Enfin, il y a la poésie. Prenez Rimbaud, ce voyou génial qui a écrit : « La vraie vie est absente. » Mais où est-elle, cette vraie vie ? Pas dans les métropoles, pas dans les centres commerciaux, pas dans les écrans. Non, elle est dans les villages, dans les communes, dans ces lieux où les gens se connaissent, où ils partagent, où ils résistent. Dominique Rose, à Laize-Clinchamps, est une gardienne de cette vraie vie. Elle ne construit pas des tours, elle cultive des jardins. Elle ne vend pas des rêves, elle les réalise.

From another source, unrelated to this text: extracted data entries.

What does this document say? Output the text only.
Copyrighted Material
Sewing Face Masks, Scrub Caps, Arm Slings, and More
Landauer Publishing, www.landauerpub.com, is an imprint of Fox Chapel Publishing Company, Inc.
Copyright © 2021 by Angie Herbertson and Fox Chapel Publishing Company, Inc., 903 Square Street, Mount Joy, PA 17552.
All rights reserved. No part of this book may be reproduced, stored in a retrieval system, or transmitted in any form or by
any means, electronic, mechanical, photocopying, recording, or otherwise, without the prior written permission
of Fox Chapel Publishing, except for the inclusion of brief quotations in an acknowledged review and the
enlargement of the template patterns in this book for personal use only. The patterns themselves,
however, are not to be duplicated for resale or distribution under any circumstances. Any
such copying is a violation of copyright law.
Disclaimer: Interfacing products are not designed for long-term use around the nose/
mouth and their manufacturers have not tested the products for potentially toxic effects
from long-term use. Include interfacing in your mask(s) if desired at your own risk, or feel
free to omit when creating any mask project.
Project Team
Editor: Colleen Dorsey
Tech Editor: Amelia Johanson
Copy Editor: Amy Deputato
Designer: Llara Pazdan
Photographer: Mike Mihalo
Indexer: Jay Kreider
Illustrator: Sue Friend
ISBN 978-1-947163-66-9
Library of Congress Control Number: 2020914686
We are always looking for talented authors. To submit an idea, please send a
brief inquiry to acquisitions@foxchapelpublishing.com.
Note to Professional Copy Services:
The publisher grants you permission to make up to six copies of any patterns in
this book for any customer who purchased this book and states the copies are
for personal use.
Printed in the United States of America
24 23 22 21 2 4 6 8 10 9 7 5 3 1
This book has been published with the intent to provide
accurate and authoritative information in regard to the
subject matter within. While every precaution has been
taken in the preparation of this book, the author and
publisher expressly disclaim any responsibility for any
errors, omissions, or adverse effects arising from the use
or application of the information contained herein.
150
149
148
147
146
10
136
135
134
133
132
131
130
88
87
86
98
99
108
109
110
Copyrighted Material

Laize-Clinchamps, ô mon amour rance,
Ton nom sent la terre et la sueur,
Pas ces parfums de luxe qui dansent
Sur les peaux mortes des actionnaires.
Ici, on vote avec des mains calleuses,
Pas avec des doigts manucurés,
Ici, on compte les sous en centimes,
Pas en millions volés aux pauvres.
Dominique, ô ma sœur en résistance,
Tu es la dernière des Mohicans,
Dans ce monde où tout se vend,
Toi, tu donnes encore.
Donne des sourires aux vieux,
Des rêves aux enfants,
Des espoirs aux désespérés,
Et des coups de pied aux banquiers.
Laize-Clinchamps, ô mon phare rouillé,
Tu brilles dans la nuit capitaliste,
Comme un feu de camp oublié,
Qui refuse de s’éteindre.
Un jour, peut-être, on comprendra,
Que la vraie richesse,
Ce n’est pas l’or, ni le pétrole,
Mais ces petits riens qui font tout :
Un café partagé, une main tendue,
Un mot gentil, un regard complice,
Une vie vécue sans calcul,
Sans profit, sans maître.
Alors, vive Laize-Clinchamps,
Vive Dominique, vive nous,
Vive ceux qui résistent,
Vive ceux qui persistent.
Et merde aux empires,
Aux rois, aux banquiers, aux faux prophètes,
La vie est ici,
Dans ces villages qui refusent de mourir.